Pulse oximetry also has physical limits. Motion artifact, probe displacement, temperature, anemia, hemoglobin disorders, nail varnish, and skin-pigmentation effects can all affect oxygen-saturation readings. A model trained on clean research data may not behave the same way on noisy home recordings.

AI Oximetry Could Triage Sleep-Apnea Testing

The practical result is not that AI oximetry should replace sleep laboratories. It is that single-channel overnight oxygen data may be more diagnostically useful than older oximetry summaries suggested.

A scalable workflow could use AI oximetry as a first-pass test: patients with strongly negative results might avoid unnecessary lab testing, while patients with high-risk patterns could move faster to home sleep apnea testing, polysomnography, or treatment evaluation. That would be especially useful in primary care, inpatient settings, and regions where sleep-lab access is limited.

The next evidence step is prospective external validation. The models need to be tested in diverse, lower-prevalence, real-world populations using the actual devices and workflows that clinics would use. Until then, the best reading is specific: AI models trained on overnight SpO2 data showed strong pooled diagnostic accuracy in published studies, but implementation still needs real-world proof.

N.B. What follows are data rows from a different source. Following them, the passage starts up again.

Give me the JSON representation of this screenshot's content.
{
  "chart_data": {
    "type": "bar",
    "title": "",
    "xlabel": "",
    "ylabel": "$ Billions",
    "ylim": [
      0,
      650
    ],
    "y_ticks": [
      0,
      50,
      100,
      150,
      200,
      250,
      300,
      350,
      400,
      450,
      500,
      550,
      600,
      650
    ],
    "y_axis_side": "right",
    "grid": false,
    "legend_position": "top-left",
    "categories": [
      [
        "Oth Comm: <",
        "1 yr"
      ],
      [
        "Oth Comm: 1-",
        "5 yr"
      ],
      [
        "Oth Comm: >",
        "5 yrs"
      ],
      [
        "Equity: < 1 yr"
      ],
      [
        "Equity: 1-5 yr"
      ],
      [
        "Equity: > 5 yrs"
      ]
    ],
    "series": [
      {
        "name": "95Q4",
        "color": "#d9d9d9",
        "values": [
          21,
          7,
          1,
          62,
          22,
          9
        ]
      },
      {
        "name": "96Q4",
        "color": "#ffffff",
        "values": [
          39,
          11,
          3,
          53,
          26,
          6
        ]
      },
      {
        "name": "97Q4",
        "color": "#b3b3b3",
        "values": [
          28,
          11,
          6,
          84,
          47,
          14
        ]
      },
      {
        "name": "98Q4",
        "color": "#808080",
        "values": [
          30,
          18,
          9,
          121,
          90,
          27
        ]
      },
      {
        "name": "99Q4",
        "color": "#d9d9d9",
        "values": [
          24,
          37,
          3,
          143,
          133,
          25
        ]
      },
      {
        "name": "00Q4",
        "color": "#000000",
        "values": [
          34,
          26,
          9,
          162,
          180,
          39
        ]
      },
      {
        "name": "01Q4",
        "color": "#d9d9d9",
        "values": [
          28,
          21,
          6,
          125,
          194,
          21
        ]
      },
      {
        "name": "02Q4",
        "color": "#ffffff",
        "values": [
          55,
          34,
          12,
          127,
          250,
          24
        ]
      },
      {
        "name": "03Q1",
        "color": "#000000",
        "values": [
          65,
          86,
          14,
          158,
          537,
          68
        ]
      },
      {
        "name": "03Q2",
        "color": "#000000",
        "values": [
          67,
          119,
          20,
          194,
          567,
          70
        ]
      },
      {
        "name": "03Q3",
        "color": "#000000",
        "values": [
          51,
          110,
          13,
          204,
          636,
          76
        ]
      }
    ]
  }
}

Citation: DOI: 10.2196/80349. Yam et al. Artificial Intelligence Diagnosis of Obstructive Sleep Apnea Using Overnight Pulse Oximetry: A Systematic Review and Bayesian Meta-Analysis. Journal of Medical Internet Research. 2026;28:e80349.

Study Design: Systematic review and Bayesian diagnostic-test-accuracy meta-analysis registered with PROSPERO.

Sample Size: 25 studies, 97 AI models, 23,171 participants in training datasets, and 15,025 participants in testing datasets.

Key Statistic: Overall pooled sensitivity was 91.1% and specificity was 88.4%; neural-network classifiers reached 92.7% sensitivity and 91.3% specificity.

Caveat: Most included studies were retrospective or sleep-clinic based, so prospective validation in primary-care and low-prevalence settings is still needed.